7. A power liftgate assembly for moving a liftgate between an open position and a closed position with respect to a motor vehicle having a roof, said power liftgate assembly comprising:

an elongated bracket fixedly secured to the roof of the motor vehicle, said elongated bracket extending between first and second ends;

a motor fixedly secured to said elongated bracket, said motor generating a force;

a slide operatively engaged with said motor for moving along said elongated bracket;

an articulated bracket connected to said slide for moving with said slide, said articulated bracket including a slot extending therealong providing lost motion between said articulated bracket and said slide allowing manual operation of the liftgate;

a drive unit operatively connected with said motor for receiving said force thereof and for moving said slide along said elongated bracket; and

an arcuate bracket extending between said articulated bracket and the liftgate for receiving movement of said articulated bracket and moving the liftgate in response thereto upon energizing said motor.

8. A power liftgate assembly as set forth in claim 7 including a lead screw operatively connected between said motor and said drive unit for translating rotational motion of said motor into an axial motion of said drive unit.

9. A power liftgate assembly as set forth in claim 8 wherein said drive unit includes a drive nut threadingly engaged with said lead screw.

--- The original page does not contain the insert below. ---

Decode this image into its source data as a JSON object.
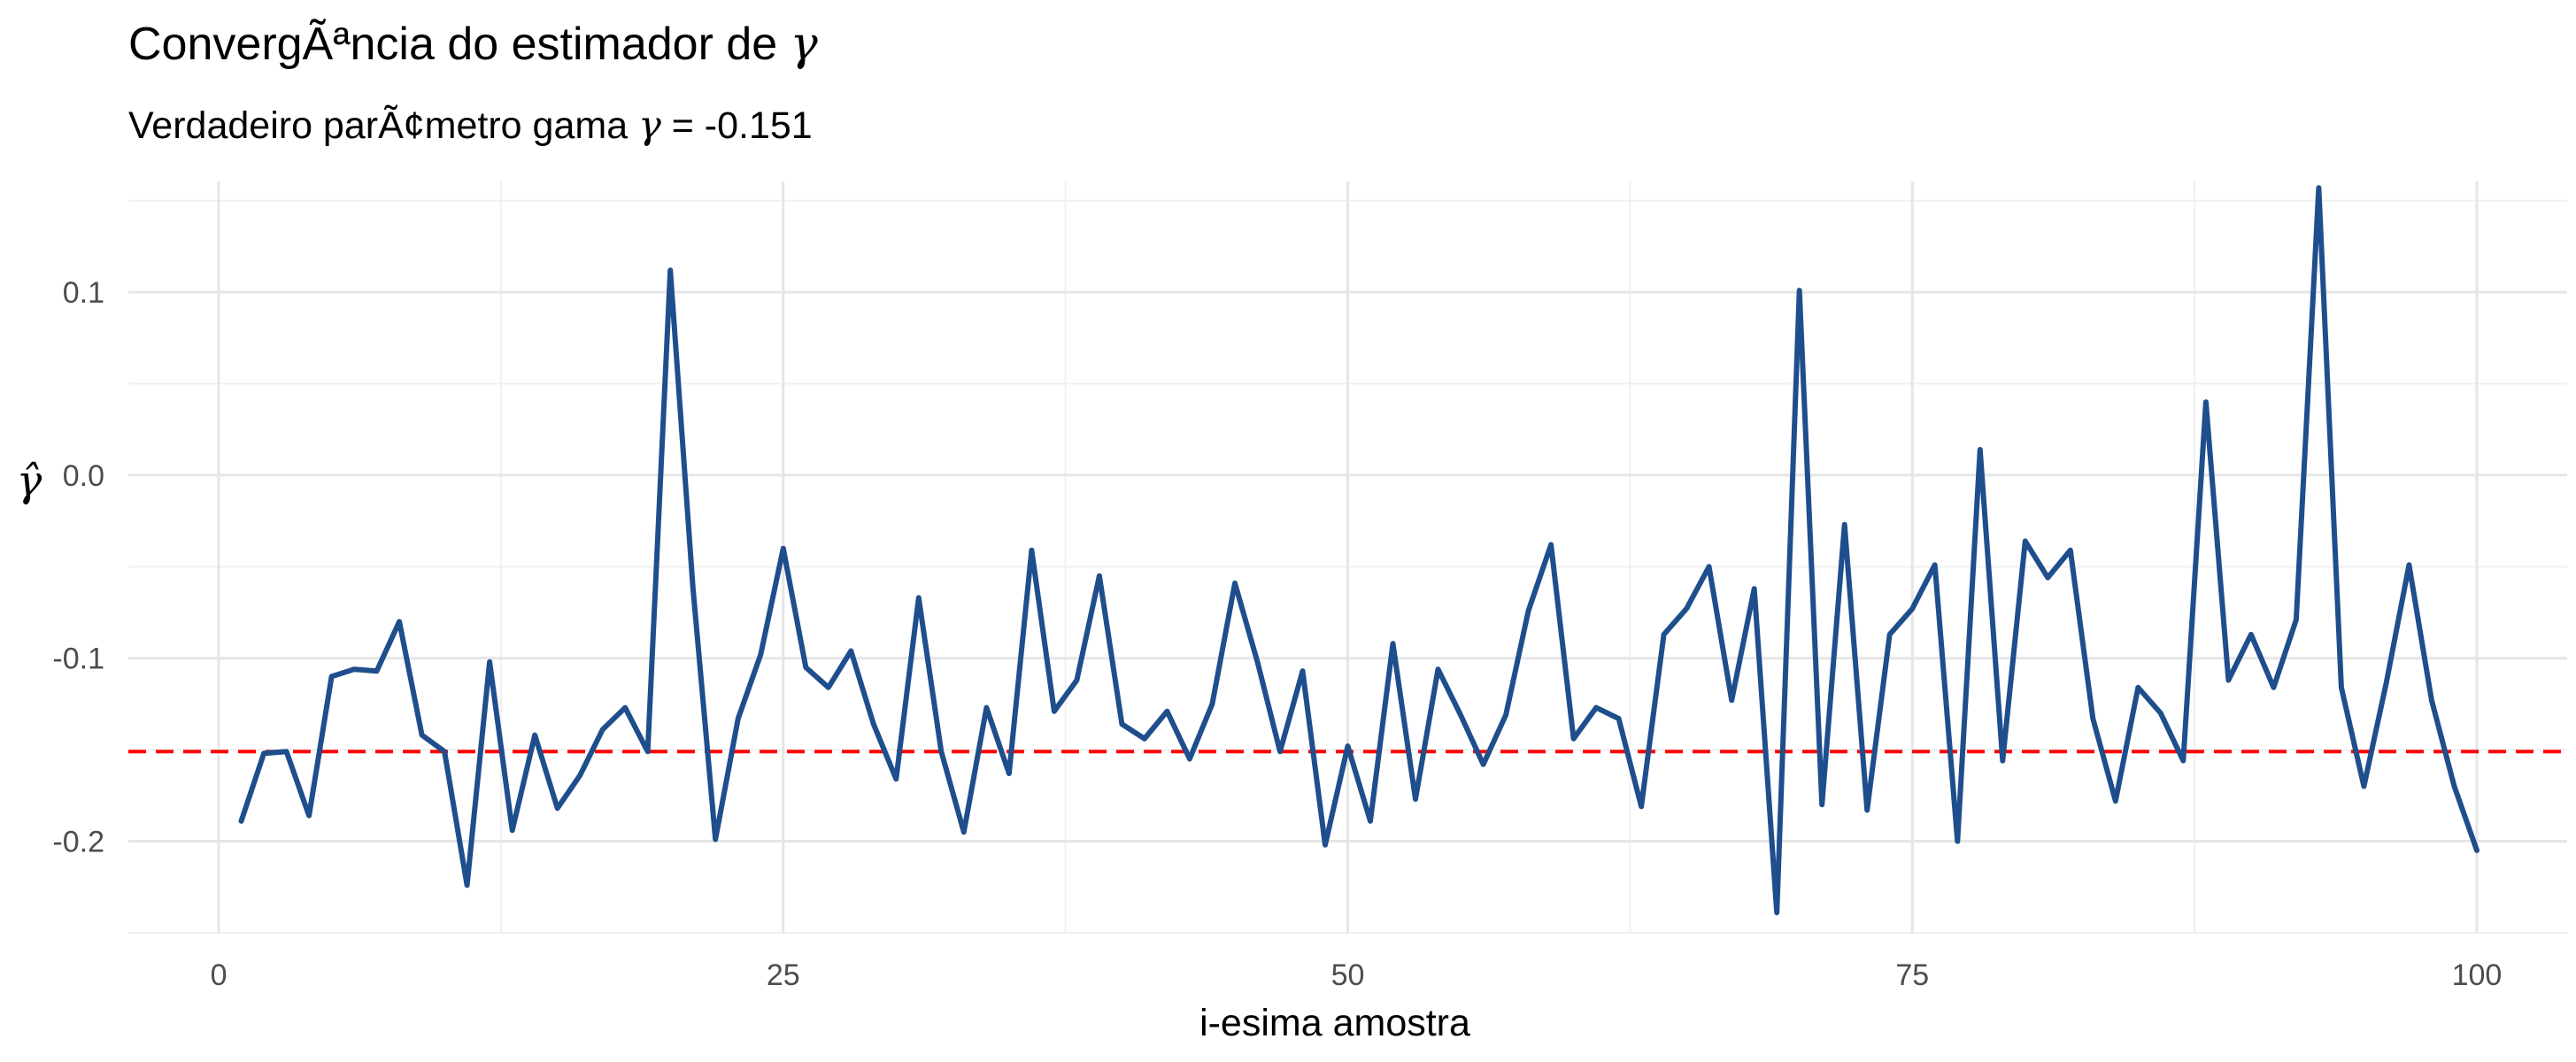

10. A power liftgate assembly as set forth in claim 9 including a nut switch located along said elongated bracket, said nut switch identifying a position of said drive nut.

11. A power liftgate assembly as set forth in claim 10 including a glide extending between said slide and said elongated bracket to facilitate said slide as the slide moves along said elongated bracket.

12. A power liftgate assembly as set forth in claim 11 including a control circuit that controls said motor to drive said drive nut to said nut switch after said slide reaches one of said first and second ends of said elongated bracket.

13. A method for operating a power liftgate assembly for a liftgate of a motor vehicle including a motor, a lead screw driven thereby, a drive nut, a nut switch, an elongated bracket having first and second ends, an articulated bracket having a slot and an arcuate bracket, the method comprising the steps of:

energizing the motor to generate a rotational force in one direction;

rotating the lead screw;

moving the drive nut axially along the lead screw in response to the lead screw rotating;

moving the articulated bracket and the arcuate bracket to force the liftgate to move using the drive nut;

identifying when the drive nut reaches one of the first and second ends of the elongated bracket;

reversing the motor to generate a rotational force in an opposite direction to move the drive nut away from the one of the first and second ends; and

stopping the drive nut at a position along the lead screw adjacent the nut switch.

14. A method as set forth in claim 13 including the step of moving the drive nut through the slot in the articulated bracket during the step of reversing the motor.

15. A method as set forth in claim 14 including the step of continuing to energize the motor to generate the rotational force in the opposite direction driving the drive nut past the nut switch when the liftgate is to be moved to another position.